Mieux gérer les situations de sécheresse est l'une des priorités du Cadre mondial pour les services climatologiques (CMSC) actuellement mis en place par les gouvernements sous l'égide des NationsUnies. Il s'agit en fait de fournir des informations et des services climatologiques de meilleure qualité, en particulier aux populations les plus vulnérables, afin de renforcer leur capacité d'adaptation à la sécheresse. L'amélioration rapide des capacités de prévision du climat sera déterminante à cet égard.

Le CMSC vise à favoriser l'accès, à l'échelle du globe, à des services climatologiques améliorés dans quatre secteurs prioritaires initiaux – agriculture et sécurité alimentaire, eau, santé et prévention des catastrophes – d'ici à la fin de 2017.

Les conclusions de la Réunion de haut niveau seront également communiquées à la Conférence des Parties à la Convention des Nations Unies sur la lutte contre la désertification, qui se tiendra en septembre 2013. Lors de leur dernière conférence, en 2011, les Parties avaient décidé de formuler un cadre directif pour les activités de plaidoyer sur la sécheresse, en prenant compte des démarches sexospécifiques.

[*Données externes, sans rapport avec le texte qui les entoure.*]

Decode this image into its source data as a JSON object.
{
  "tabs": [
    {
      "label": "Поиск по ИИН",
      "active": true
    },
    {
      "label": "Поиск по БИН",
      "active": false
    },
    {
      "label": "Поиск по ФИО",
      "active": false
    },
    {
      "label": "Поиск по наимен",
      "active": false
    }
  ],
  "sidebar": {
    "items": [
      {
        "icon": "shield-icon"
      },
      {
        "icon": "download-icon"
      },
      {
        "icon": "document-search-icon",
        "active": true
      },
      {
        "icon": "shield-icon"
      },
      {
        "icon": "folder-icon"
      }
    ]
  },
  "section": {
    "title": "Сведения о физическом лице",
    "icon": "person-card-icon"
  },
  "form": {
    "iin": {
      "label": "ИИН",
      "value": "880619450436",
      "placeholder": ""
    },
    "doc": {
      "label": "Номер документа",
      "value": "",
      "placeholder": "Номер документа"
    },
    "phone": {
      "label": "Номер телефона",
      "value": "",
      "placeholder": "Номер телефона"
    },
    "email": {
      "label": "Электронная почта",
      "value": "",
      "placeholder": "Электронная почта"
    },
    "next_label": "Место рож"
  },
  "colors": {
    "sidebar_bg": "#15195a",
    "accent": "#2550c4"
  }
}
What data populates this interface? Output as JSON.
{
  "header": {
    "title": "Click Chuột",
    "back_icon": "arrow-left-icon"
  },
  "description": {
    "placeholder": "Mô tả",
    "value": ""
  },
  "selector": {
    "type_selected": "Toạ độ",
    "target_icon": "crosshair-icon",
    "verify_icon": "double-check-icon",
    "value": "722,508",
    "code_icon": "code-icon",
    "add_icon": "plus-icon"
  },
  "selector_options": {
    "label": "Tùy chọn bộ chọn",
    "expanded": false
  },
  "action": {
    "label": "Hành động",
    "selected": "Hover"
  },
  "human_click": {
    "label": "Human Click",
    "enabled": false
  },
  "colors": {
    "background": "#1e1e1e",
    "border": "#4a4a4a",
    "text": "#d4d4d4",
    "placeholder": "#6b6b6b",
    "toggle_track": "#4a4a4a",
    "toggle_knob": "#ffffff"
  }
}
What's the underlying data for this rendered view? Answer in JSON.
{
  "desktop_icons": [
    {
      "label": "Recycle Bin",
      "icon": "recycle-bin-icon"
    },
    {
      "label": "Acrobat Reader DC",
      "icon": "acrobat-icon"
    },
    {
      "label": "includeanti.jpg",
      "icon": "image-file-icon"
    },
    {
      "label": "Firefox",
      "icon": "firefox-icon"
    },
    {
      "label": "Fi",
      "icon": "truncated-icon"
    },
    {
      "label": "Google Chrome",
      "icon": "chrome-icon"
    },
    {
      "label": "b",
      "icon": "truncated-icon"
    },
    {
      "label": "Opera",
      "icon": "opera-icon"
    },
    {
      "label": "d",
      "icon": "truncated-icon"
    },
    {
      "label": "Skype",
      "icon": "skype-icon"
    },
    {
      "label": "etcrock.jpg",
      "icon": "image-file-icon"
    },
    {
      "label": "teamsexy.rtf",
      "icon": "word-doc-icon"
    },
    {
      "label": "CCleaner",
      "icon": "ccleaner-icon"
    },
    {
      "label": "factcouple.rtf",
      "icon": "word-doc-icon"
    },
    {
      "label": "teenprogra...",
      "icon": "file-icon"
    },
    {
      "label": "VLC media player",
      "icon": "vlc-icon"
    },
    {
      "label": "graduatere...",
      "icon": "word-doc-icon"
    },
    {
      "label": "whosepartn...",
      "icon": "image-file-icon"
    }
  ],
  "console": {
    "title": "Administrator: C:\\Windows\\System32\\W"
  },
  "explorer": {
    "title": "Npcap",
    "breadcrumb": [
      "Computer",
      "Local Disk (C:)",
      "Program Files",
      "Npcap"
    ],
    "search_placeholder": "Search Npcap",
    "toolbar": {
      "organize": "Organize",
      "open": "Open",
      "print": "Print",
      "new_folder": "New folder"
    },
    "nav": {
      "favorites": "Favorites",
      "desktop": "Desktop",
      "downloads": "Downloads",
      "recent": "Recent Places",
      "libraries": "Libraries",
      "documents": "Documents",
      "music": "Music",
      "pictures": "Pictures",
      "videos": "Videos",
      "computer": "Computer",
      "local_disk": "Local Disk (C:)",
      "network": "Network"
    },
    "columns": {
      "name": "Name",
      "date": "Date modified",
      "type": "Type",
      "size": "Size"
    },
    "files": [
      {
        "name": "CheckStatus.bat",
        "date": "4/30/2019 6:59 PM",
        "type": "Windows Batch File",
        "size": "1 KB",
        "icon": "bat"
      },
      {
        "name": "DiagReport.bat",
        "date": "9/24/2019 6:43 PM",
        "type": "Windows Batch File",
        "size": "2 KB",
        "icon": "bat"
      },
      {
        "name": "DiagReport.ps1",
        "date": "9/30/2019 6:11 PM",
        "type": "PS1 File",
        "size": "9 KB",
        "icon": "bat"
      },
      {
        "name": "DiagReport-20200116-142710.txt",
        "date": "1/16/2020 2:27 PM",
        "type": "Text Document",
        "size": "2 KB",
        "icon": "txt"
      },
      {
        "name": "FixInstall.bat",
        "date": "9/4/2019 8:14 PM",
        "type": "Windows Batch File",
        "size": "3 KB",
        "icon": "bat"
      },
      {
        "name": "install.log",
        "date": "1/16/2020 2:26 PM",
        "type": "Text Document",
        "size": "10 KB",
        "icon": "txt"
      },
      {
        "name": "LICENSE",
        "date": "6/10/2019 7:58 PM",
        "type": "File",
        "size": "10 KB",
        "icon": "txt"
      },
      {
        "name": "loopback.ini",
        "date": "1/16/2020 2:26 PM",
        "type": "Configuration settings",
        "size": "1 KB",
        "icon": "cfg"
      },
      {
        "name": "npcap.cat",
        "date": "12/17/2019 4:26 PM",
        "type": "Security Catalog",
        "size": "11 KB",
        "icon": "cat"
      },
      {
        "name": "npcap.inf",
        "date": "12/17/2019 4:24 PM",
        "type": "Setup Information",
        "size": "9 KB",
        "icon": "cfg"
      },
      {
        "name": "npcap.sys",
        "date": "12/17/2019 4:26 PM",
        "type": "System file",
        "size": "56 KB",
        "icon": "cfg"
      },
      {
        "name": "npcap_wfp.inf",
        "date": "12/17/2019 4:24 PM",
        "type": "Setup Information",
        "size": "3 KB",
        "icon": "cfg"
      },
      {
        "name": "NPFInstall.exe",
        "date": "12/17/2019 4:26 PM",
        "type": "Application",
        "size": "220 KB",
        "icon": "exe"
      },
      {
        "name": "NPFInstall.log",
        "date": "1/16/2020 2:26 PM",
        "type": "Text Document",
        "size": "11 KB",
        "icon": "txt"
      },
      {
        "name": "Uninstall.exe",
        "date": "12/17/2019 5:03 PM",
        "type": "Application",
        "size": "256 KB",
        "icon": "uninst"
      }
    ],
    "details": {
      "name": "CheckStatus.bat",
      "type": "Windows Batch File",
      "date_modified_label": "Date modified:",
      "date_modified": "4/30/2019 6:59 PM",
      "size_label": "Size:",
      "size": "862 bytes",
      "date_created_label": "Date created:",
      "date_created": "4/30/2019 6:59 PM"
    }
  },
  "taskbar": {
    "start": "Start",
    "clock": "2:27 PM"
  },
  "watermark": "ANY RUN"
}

L’Organisation météorologique mondiale (OMM) est l’organisme des Nations Unies
qui fait autorité pour les questions relatives au temps, au climat et à l’eau

Site Web: www.wmo.int

Pour de plus amples renseignements, veuillez prendre contact avec:

Clare Nullis, Bureau de la communication et des relations publiques, OMM

Courriel: cnullis@wmo.int; tél.: +41 (0)22 730 84 78;  tél. port.: +41 (0)79 709 13 97

La Convention des Nations Unies sur la lutte contre la désertification (CNULCD) est le seul accord international juridiquement contraignant qui établisse un lien entre environnement, développement et bonne santé des sols. Les 195 Parties signataires de la Convention s'attachent à réduire la pauvreté dans les régions arides, à y maintenir ou rétablir la productivité agricole et à atténuer les effets de la sécheresse.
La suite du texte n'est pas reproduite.